Lucy Tomkinson of the Berks, Bucks and Oxon Wildlife Trust (BBOWT) helps children to get in touch with nature

Did you know that the 15 million gardens in the UK cover an area that’s bigger than all the national nature reserves? And that only one in five children are connected to the natural world around them?

If we could make our gardens more friendly for wildlife that would help bees, butterflies and other pollinating insects, as well as introducing children to nature on their doorstep.

As part of my Developing Green Talent traineeship with the Wildlife Trust I’ve been working on a project to support our work championing wildlife and helping children to get closer to nature.

I’ve always had a soft spot for Sutton Courtenay Environmental Education Centre, on the outskirts of Didcot. This is a beautiful haven for wildlife and a fantastic natural space where children enjoy hands-on discovery of nature through sound, smell, touch and taste. With the help of experienced and locally-based volunteers I’ve developed a new Sensory Wildlife Garden at SCEEC. This will give children an intimate space where they can be immersed in the scents, textures, sounds and colours of plants, as well as providing new wildlife refuges especially for pollinating insects.

I worked with Ceri Cadwallader, environmental education manager at SCEEC, to design the Sensory Wildlife Garden, making it large enough for groups of children to explore, and small enough to inspire people to create a similar area in their own gardens at home.

Creating a garden on a nature reserve full of wildlife is a challenge!

Having found the right spot on the edge of the meadow that’s already used as an outdoor classroom, and close enough to the woodland and ponds for a variety of insects to be attracted to the plants, we then needed a rabbit-proof fence. This meant digging an 18-inch deep trench and lining it with chicken wire fencing to keep out the rabbits.

To create a vibrant combination of plants we’ve built eight raised beds of different shapes and heights, each filled with different soil types that are appropriate to the plants that will soon be growing there.

Herbs with pungent leaves, like the low-growing evergreen thymes, prefer dry conditions, and wild marjoram grows into spreading bushes on well-drained chalky soils. Rosemary, one of the earliest flowering herbs, prefers a dry and sunny spot where it can grow tall. During the summer children will be able to brush by these herbs to appreciate the different aromatic scents, and watch bees and butterflies feeding on the flowers’ nectar.

More than 5,500 children visit Sutton Courtenay Environmental Education Centre every year, usually in school groups where they’re learning about nature at the same time as following National Curriculum subjects.

The Sensory Wildlife Garden will create colour and interest, food and shelter for wildlife, natural stimulation for the senses and help the children to discover how different plants grow. Perennials such as ice plant or sedum are just as good for wildlife as tall hemp agrimony and sunflowers that flower from seed.

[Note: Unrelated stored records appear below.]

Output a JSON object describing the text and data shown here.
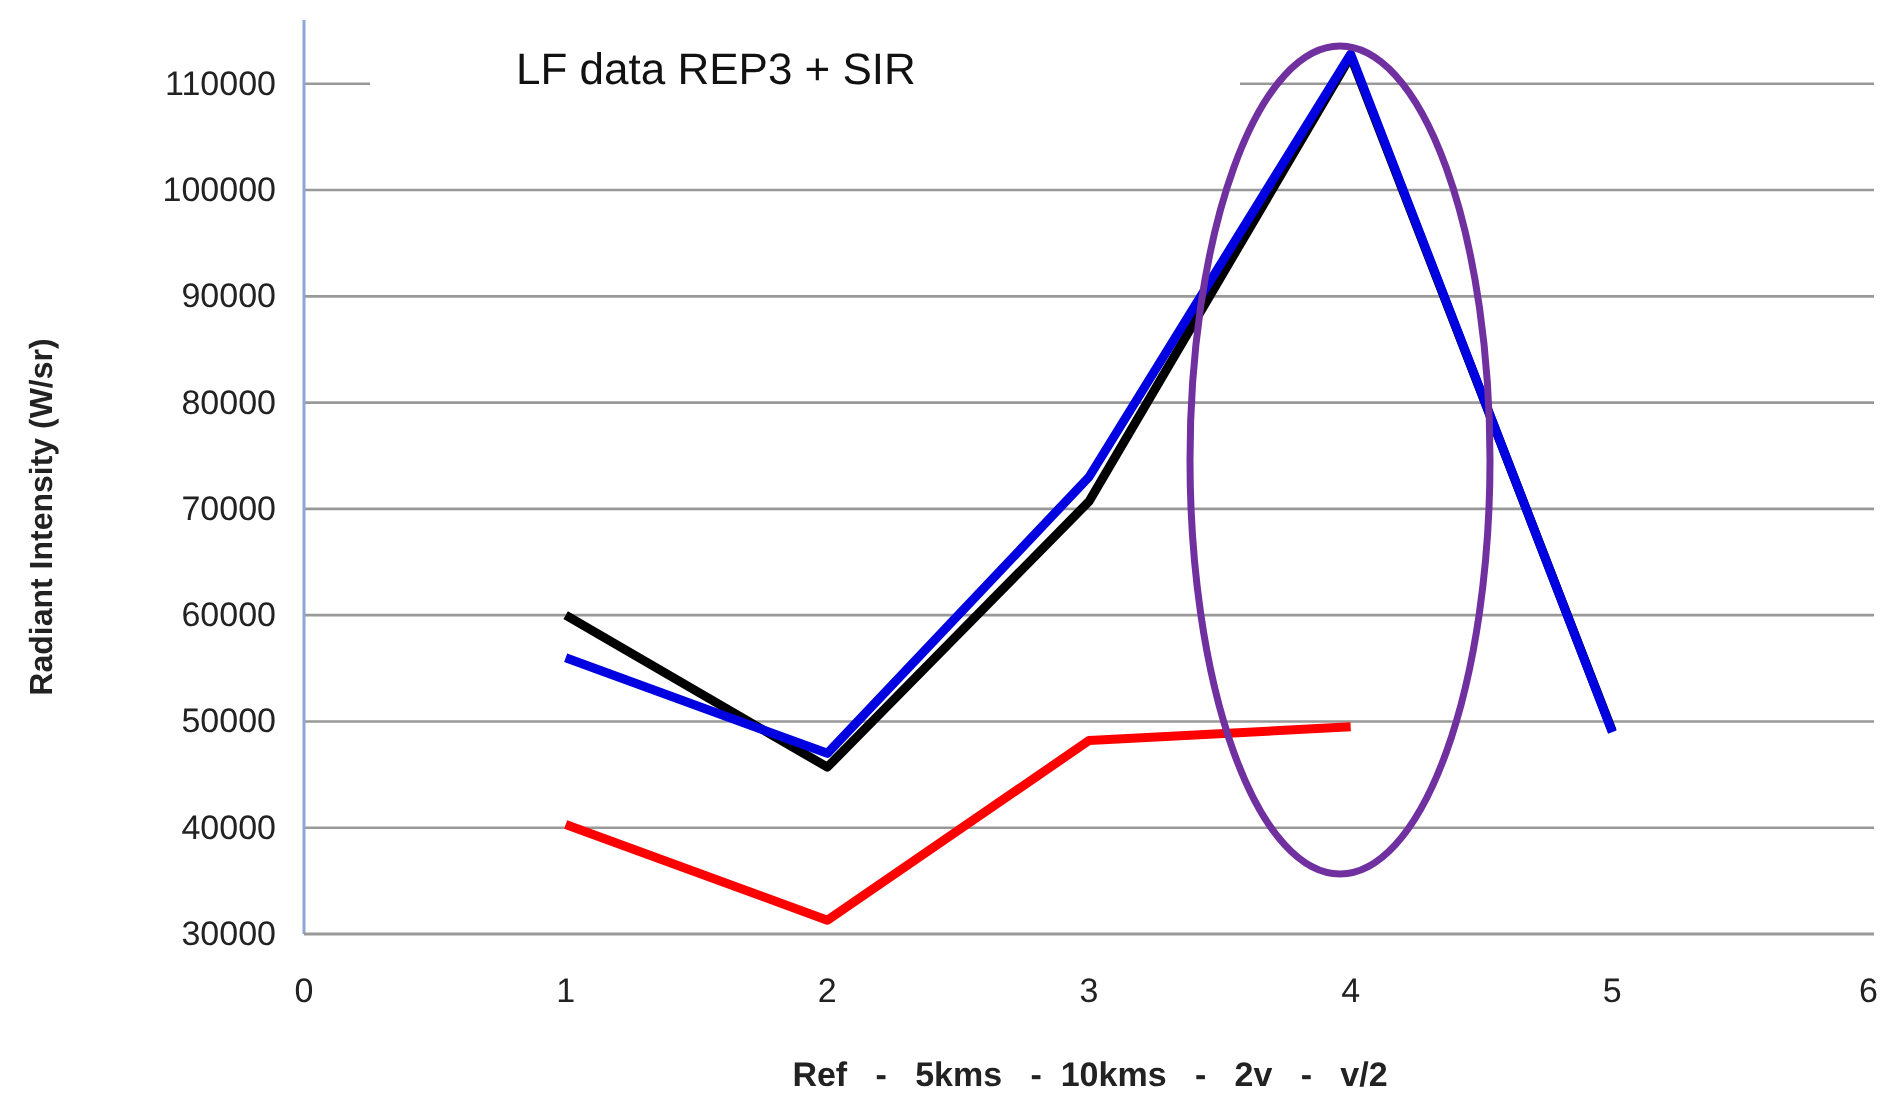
{
  "chart_data": {
    "type": "line",
    "title": "LF data REP3 + SIR",
    "xlabel": "Ref   -   5kms   -  10kms   -   2v   -   v/2",
    "ylabel": "Radiant Intensity (W/sr)",
    "x": [
      1,
      2,
      3,
      4,
      5
    ],
    "series": [
      {
        "color": "#000000",
        "values": [
          60000,
          45700,
          70700,
          112600,
          49100
        ]
      },
      {
        "color": "#0000e0",
        "values": [
          56000,
          47000,
          73000,
          112800,
          49000
        ]
      },
      {
        "color": "#ff0000",
        "values": [
          40300,
          31300,
          48200,
          49500,
          null
        ]
      }
    ],
    "xlim": [
      0,
      6
    ],
    "xticks": [
      0,
      1,
      2,
      3,
      4,
      5,
      6
    ],
    "ylim": [
      30000,
      116000
    ],
    "yticks": [
      30000,
      40000,
      50000,
      60000,
      70000,
      80000,
      90000,
      100000,
      110000
    ],
    "grid": "y",
    "marker": "none",
    "line_style": "solid"
  }
}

Children and wildlife love colourful plants such as the bright blue flowers of borage, that are very attractive to bumblebees, and the rattling seed heads of nigella that sound like mini-maracas.

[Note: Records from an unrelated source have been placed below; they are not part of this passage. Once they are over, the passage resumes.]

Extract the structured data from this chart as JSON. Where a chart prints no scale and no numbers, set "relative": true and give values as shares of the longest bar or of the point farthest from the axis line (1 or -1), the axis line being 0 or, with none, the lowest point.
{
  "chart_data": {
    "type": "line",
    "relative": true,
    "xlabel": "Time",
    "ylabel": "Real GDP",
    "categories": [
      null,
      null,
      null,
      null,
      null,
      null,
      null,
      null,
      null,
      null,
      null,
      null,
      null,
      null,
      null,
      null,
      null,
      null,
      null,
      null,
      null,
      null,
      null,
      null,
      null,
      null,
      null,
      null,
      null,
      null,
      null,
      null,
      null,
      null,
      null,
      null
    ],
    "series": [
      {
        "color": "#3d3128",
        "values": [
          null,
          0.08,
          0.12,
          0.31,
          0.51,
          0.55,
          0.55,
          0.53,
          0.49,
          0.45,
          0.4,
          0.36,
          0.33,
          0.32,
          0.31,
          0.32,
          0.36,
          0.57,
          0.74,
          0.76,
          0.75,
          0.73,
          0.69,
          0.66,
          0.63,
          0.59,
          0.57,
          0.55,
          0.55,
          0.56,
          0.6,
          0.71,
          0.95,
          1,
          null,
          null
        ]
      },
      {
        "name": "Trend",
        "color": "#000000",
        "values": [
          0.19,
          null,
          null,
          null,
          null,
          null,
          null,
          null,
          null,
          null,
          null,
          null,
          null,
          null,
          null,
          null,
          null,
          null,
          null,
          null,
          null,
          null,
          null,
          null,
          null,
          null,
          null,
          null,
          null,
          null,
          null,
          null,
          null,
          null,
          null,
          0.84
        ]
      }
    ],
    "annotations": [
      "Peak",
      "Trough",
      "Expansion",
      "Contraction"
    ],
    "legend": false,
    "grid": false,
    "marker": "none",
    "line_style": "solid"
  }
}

The project to design the garden from scratch, make it rabbit-proof, build and fill the raised beds has been a ‘vertical learning curve’ for me and I couldn’t have done it without the help of our fantastic volunteers. Wildlife gardening, salvage and cele-brating the sensory nature of plants is right up my street and I hope the Sensory Wildlife Garden will prove to be a hit with visiting children.